Aesthetically, the title oozed cool. The player characters were realistically proportioned, but the attention paid to how real life works stopped there. Every inch of every mountain slope in the game was designed to give you the biggest airtime, the fastest grinds, and the most ridiculous setpieces. The very first jump you encounter in the game is a massive free-fall off a cliff that would turn any mere mortal into a fine paste – but in SSX Tricky, you’re controlling a snowboarding GOD.
Speaking of the people you’re controlling, EA Sports BIG took the time to make them all solidly distinct. True, there’s the designated eye-candy female lead, and a hyper-excitable Japanese girl, but taking on the slopes as the disco-obsessed Eddie, or chronically chill faux-hippy Brodi (my personal favourite) were far more interesting. As you played the game, you formed friendships and rivalries with the other racers, who trash-talk before and after matches to give way more character depth.
The sound design was also something special. While many of the songs were taken wholesale from the prequel, SSX, the game had a clever trick of fading the audio levels in and out as you went off jumps, leaving only the bass behind as you aimed for the stratosphere. Audio cues were synced up to the beat, so doing enough tricks to fill up your boost bar all the way layered in a riff from It’s Tricky (SSX Tricky’s theme song, natch) in a perfectly natural manner, signifying it was time to let loose an Uber Trick.

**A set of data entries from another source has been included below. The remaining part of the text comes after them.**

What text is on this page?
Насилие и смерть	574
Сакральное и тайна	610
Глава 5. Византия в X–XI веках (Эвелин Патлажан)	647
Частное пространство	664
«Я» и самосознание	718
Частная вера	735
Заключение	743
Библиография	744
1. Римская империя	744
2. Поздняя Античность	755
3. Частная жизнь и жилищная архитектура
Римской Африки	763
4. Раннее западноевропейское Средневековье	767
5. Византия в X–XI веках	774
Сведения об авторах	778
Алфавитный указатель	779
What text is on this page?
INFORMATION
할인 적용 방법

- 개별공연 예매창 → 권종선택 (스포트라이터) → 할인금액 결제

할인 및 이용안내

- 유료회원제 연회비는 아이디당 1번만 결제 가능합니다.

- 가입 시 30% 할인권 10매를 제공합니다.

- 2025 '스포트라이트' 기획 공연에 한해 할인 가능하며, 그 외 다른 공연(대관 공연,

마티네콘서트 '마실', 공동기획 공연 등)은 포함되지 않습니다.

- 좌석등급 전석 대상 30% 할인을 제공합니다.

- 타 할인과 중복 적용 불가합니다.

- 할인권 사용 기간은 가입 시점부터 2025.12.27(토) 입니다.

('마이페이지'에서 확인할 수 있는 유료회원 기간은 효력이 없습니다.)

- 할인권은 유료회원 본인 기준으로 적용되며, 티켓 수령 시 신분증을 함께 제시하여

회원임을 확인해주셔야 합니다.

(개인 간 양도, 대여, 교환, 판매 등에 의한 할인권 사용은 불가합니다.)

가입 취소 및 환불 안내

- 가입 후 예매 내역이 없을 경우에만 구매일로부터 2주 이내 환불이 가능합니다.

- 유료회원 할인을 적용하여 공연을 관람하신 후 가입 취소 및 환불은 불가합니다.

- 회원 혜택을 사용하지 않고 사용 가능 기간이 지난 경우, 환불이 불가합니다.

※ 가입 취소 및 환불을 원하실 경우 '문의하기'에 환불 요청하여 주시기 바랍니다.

The Uber Trick is what elevates Tricky over its predecessor – the ability to let fly super stylish and entirely impossible stunts. Each character had five Uber Tricks at their disposal, along with a signature move unique to them. Working up to performing one of these, landing it, and watching all the points pile in was the game’s main joy.
Though, that’s not to say such payoffs were easily handed out. SSX Tricky was a hard game to master. The surreal architecture of the courses meant that you needed to know the levels well – very well – to have optimum routes for speed or score. Shortcuts were everywhere, surrounded by pits and hazards for a palpable risk/reward factor. Aside from that, knowing when you have the height and the time to land the bigger moves took practice and precision, which honestly, I’m still not very good at.
The imposing level design and somewhat complicated controls mean that SSX Tricky may be a mite too technical for some, and frustrating for people who want to be able to do the biggest and best stunts right from the get-go. But there were few games at the time that made you feel the thrill of the spectacle in every aspect of its design.